Betelgeuse Is Only Dusty, Not Dimming, Per Se, New Observations Showed

As you probably know by now, Betelgeuse is a real mess. It got through a lot of phases, all of them displaying a significant yet strange fading. Scientists tried to understand such a cosmic issue, but they’re not so sure, and some even chose to believe that Betelgeuse will become a supernova. Recently, however, a group of scientists from the University of Washington and the Lowell Observatory might get another idea – Betelgeuse is dusty.

How Betelgeuse is only dusty and is not dimming at all is what recent research reveals. The team of scientists found that Betelgeuse is warmer than previously believed. So, the red supergiant star process of dimming isn’t caused by a cooling of its ground. It has most probably removed some material from its outer layers.

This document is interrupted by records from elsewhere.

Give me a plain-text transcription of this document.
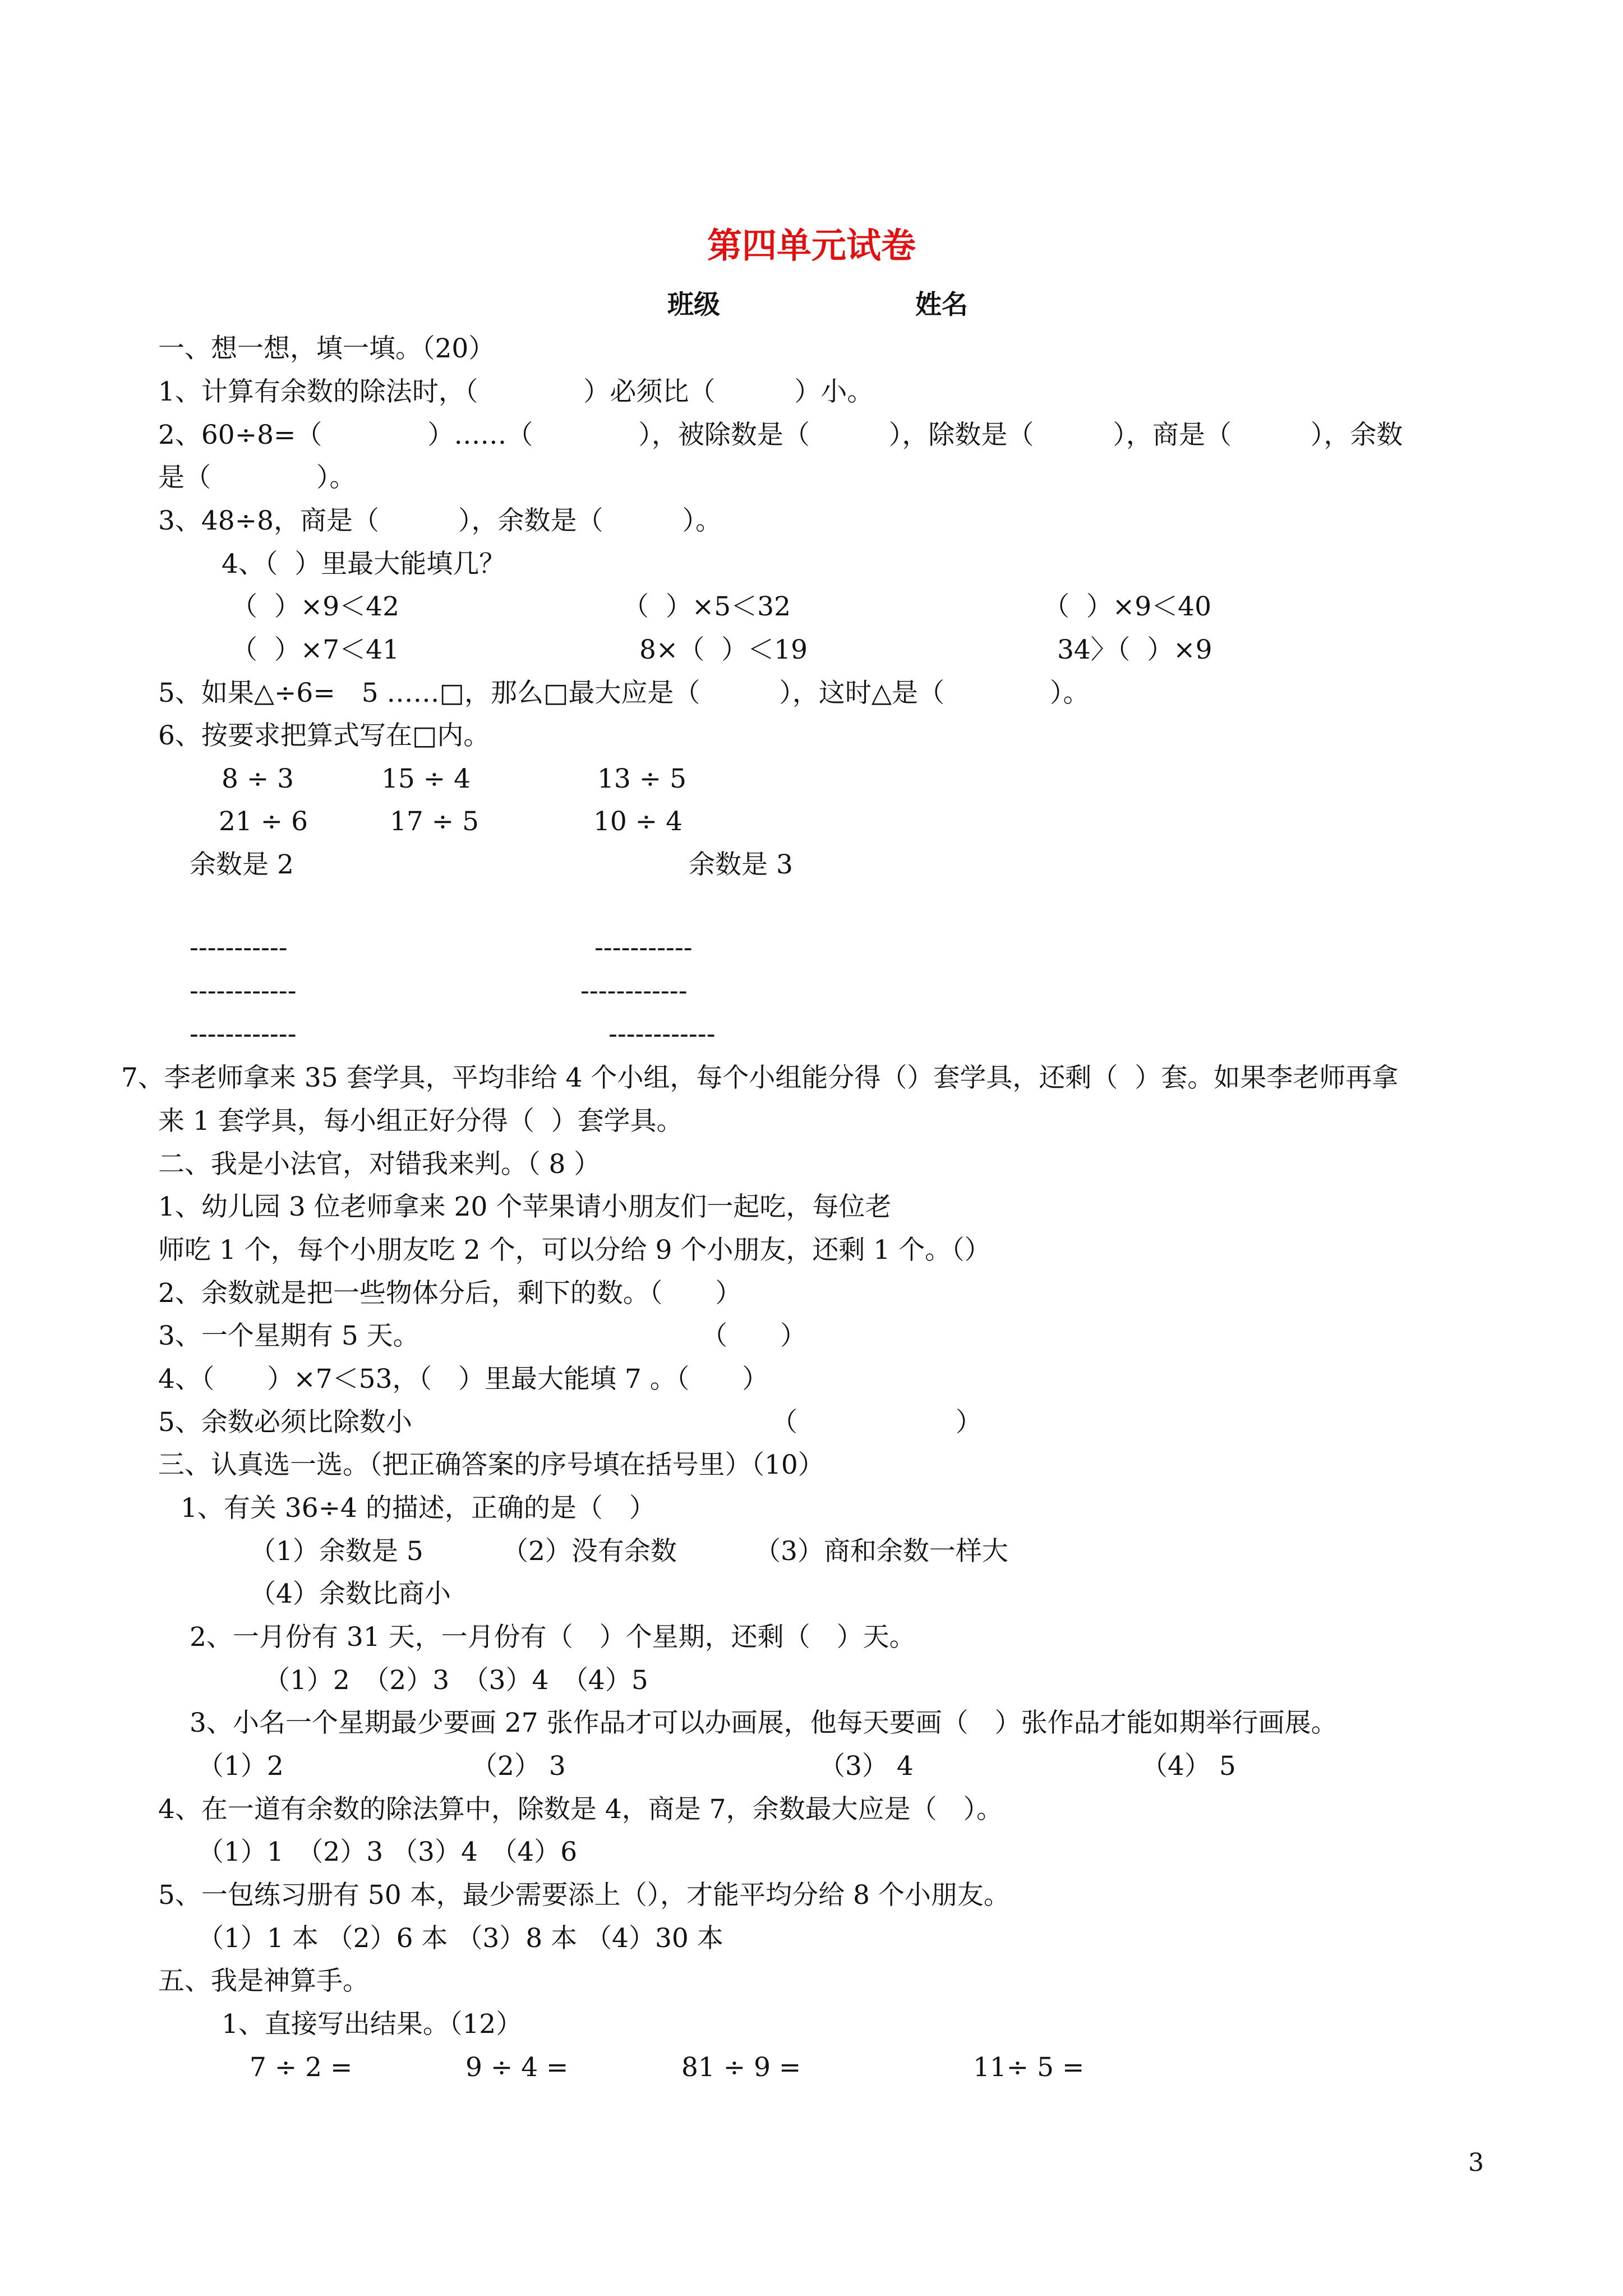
第四单元试卷
班级	姓名
一、想一想，填一填。（20）
1、计算有余数的除法时，（　　　　）必须比（　　　）小。
2、60÷8=（　　　　）……（　　　　），被除数是（　　　），除数是（　　　），商是（　　　），余数
是（　　　　）。
3、48÷8，商是（　　　），余数是（　　　）。
4、（  ）里最大能填几？
（  ）×9＜42	（  ）×5＜32	（  ）×9＜40
（  ）×7＜41	8×（  ）＜19	34〉（  ）×9
5、如果△÷6=　5 ……□，那么□最大应是（　　　），这时△是（　　　　）。
6、按要求把算式写在□内。
8 ÷ 3	15 ÷ 4	13 ÷ 5
21 ÷ 6	17 ÷ 5	10 ÷ 4
余数是 2	余数是 3
-----------	-----------
------------	------------
------------	------------
7、李老师拿来 35 套学具，平均非给 4 个小组，每个小组能分得（）套学具，还剩（  ）套。如果李老师再拿
来 1 套学具，每小组正好分得（  ）套学具。
二、我是小法官，对错我来判。（ 8 ）
1、幼儿园 3 位老师拿来 20 个苹果请小朋友们一起吃，每位老
师吃 1 个，每个小朋友吃 2 个，可以分给 9 个小朋友，还剩 1 个。（）
2、余数就是把一些物体分后，剩下的数。（　　）
3、一个星期有 5 天。	（　　）
4、（　　）×7＜53，（　）里最大能填 7 。（　　）
5、余数必须比除数小	（　　　　　　）
三、认真选一选。（把正确答案的序号填在括号里）（10）
1、有关 36÷4 的描述，正确的是（　）
（1）余数是 5	（2）没有余数	（3）商和余数一样大
（4）余数比商小
2、一月份有 31 天，一月份有（　）个星期，还剩（　）天。
（1）2　（2）3　（3）4　（4）5
3、小名一个星期最少要画 27 张作品才可以办画展，他每天要画（　）张作品才能如期举行画展。
（1）2	（2） 3	（3） 4	（4） 5
4、在一道有余数的除法算中，除数是 4，商是 7，余数最大应是（　）。
（1）1　（2）3 （3）4　（4）6
5、一包练习册有 50 本，最少需要添上（），才能平均分给 8 个小朋友。
（1）1 本 （2）6 本 （3）8 本 （4）30 本
五、我是神算手。
1、直接写出结果。（12）
7 ÷ 2 =	9 ÷ 4 =	81 ÷ 9 =	11÷ 5 =
3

“Red supergiants will occasionally shed material from their surfaces, which will condense around the star as dust. As it cools and dissipated, the dust grains will absorb some of the light heading toward us and block our view,” explained Emily Levesque, a UW Associate Professor of Astronomy.

Betelgeuse is dusty, not dimming, new research revealed

If such an idea turns out to be accurate, astronomers forecast that Betelgeuse will explode as a supernova within the following 100,000 years. But the res supergiant dimming, which started back in October 2019, wasn’t necessarily a sign of an imminent supernova, according to Philip Massey, an astronomer from the Lowell Observatory. One belief was that recently created dust was absorbing some of Betelgeuse’s light.

Another said that massive convection cells within Betelgeuse had pulled warm material up to its ground, where it had cooled before slipping back into the core. Measuring a star’s temperature is one of the most challenging things scientists could do. However, they succeeded in finding out Betelgeuse’s average ground temperature on February 14. It was approximately 3,325 degrees Celsius.

Such results doubt that the giant star is dimming due to one of the star’s immense conviction cells had taken hot gas from the core to the surface when it had cooled. Massey added: “A comparison with our 2004 spectrum showed immediately that the temperature hadn’t changed significantly. We knew the answer had to be dust.”